Auch der Beauftragte der Bundesregierung für die Belange von Menschen mit Behinderungen, Jürgen Dusel, betonte das Miteinander. Dies müsse nicht nur in der Familie und im Freundeskreis, sondern als ein gesellschaftliches, gleichberechtigtes Miteinander aller Menschen mit und ohne Behinderungen gelten, mahnte Dusel: «Wir müssen doch konstatieren, dass wir von einer Gesellschaft, an der alle Menschen gleichberechtigt teilhaben können, doch noch entfernt sind.»
Sichtlich bewegt zeigte sich die Bereichsleiterin Wohnen des Oberlinhauses, Tina Mäueler. «Ich fühle mich furchtbar, traurig, ich bin wütend und verstehe das alles nicht», bekannte sie. «Diese Tat hat alles verändert - aber wird sie uns Oberliner zerstören? - Nein!»

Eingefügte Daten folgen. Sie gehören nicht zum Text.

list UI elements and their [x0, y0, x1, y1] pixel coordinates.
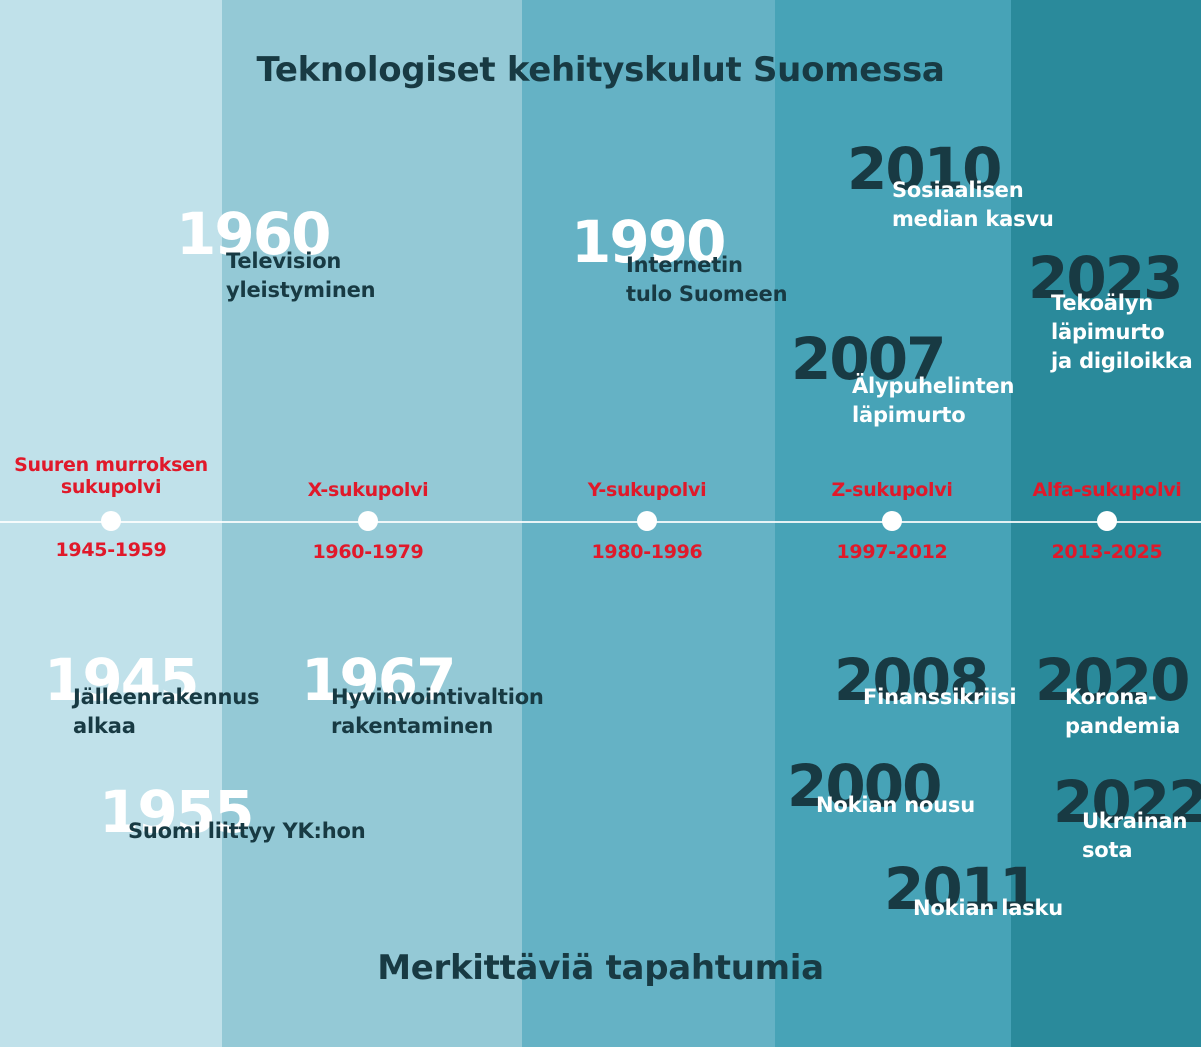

In dem Wohnheim waren am Mittwoch vergangener Woche die vier Bewohner getötet und eine Bewohnerin schwer verletzt worden. Tatverdächtig ist laut Staatsanwaltschaft und Polizei eine mittlerweile 52-jährige Pflegekraft. Sie ist inzwischen in einer psychiatrischen Klinik untergebracht und soll auf ihre Schuldfähigkeit untersucht werden.
Der Theologische Vorstand des Oberlinhauses, Matthias Fichtmüller, berichtete bei aller Trauer von einem Zeichen der Hoffnung: Die bei der Gewalttat schwer verletzte Bewohnerin sei am Mittwoch aus dem Krankenhaus entlassen worden und ins Oberlinhaus zurückgekehrt, sagte Fichtmüller. Die 43-Jährige sei zurückgekehrt in ihr Daheim und in ihre Familie. «Das Thusnelda-von-Saldern-Haus ist ihre Heimat und das Oberlinhaus ist ihr zuhause - trotz allem, was sie erlebt hat.»
Nach dem Gedenkgottesdienst läuteten die Glocken aller Potsdamer Kirchen zum Gedenken an die Opfer etwa zehn Minuten lang. Auf dem Alten Markt vor der Kirche lag ein Kondolenzbuch aus. Dort trug sich neben vielen anderen Besuchern des Gedenkgottesdienstes und Passanten auch der Potsdamer Hans-Michael Sander ein. «Oberlin hat immer schon eine gute Arbeit gemacht», sagte er. «Es ist erschütternd.» Der Potsdamer Wolfgang Banse sagte: «Meine ganze Anteilnahme gilt den Angehörigen und dem Haus.» Das Oberlinhaus gehöre zu Babelsberg sagte Banse, der selbst in dem Stadtteil wohnt.
Seit Donnerstag ist auch ein digitales Kondolenzbuch freigeschaltet. Dort hatten sich bis zum Abend bereits rund 100 Menschen eingetragen.